Identification the type of curve (fractal?)

Question

First we have a square inscribed in a circle with radius $1$. By connection vertexes of this square we have two diagonals, which divides square for $4$ rectangular triangles with (at least) one corner equals $\frac{\pi}{4}$. Then we draw bisector to each center right angle. By connection vertexes of square with two nearest intersections of bisector and circle, we have octagon.

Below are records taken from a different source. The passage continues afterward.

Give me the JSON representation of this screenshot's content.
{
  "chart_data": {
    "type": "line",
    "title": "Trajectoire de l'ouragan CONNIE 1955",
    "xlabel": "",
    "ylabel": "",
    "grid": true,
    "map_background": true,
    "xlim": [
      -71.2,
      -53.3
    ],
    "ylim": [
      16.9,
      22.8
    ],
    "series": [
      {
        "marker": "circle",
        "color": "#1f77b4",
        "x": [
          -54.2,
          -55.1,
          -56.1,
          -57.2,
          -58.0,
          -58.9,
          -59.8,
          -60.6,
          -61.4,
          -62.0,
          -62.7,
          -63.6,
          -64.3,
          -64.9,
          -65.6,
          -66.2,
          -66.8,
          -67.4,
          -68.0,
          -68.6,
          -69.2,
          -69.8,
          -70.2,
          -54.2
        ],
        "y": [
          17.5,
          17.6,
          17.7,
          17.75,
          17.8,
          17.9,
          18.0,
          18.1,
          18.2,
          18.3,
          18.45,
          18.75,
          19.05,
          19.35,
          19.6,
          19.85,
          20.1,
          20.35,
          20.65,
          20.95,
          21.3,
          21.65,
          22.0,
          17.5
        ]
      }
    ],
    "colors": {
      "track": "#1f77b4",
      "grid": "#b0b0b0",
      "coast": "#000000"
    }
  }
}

Ignoring divide by bisector first $4$ rectangular triangles (which form square), we have also new $8$ rectangular triangles with one corner equals $\frac{\pi}{8}$. Repeating this operation (animation) to $2^n$-gons we have $$C=\lim\limits_{n\to\infty}2^{n+1}\sin\left(\frac{\pi}{2^n}\right)=2\pi$$ $$S=\sum\limits_{k=2}^{n}2^k\sin\left(\frac{\pi}{2^{k-1}}\right)\sin^2\left(\frac{\pi}{2^k}\right)= 2^{n-1}\sin\left(\frac{\pi}{2^{n-1}}\right)$$ $$\lim\limits_{n\to\infty}2^{n-1}\sin\left(\frac{\pi}{2^{n-1}}\right)=\pi$$ where $C$ is a perimeter of $2^n$-gon and $S$ is area (as sum areas of $n$ new rectangular triangles from each iteration). By multiplying expression under the sum with $(-1)^{n}$ we have curve with same perimeter, but another area (animation). What is the type of curve is it? Looks like fractal with changing angle and alternate type of expansion (inside and outside).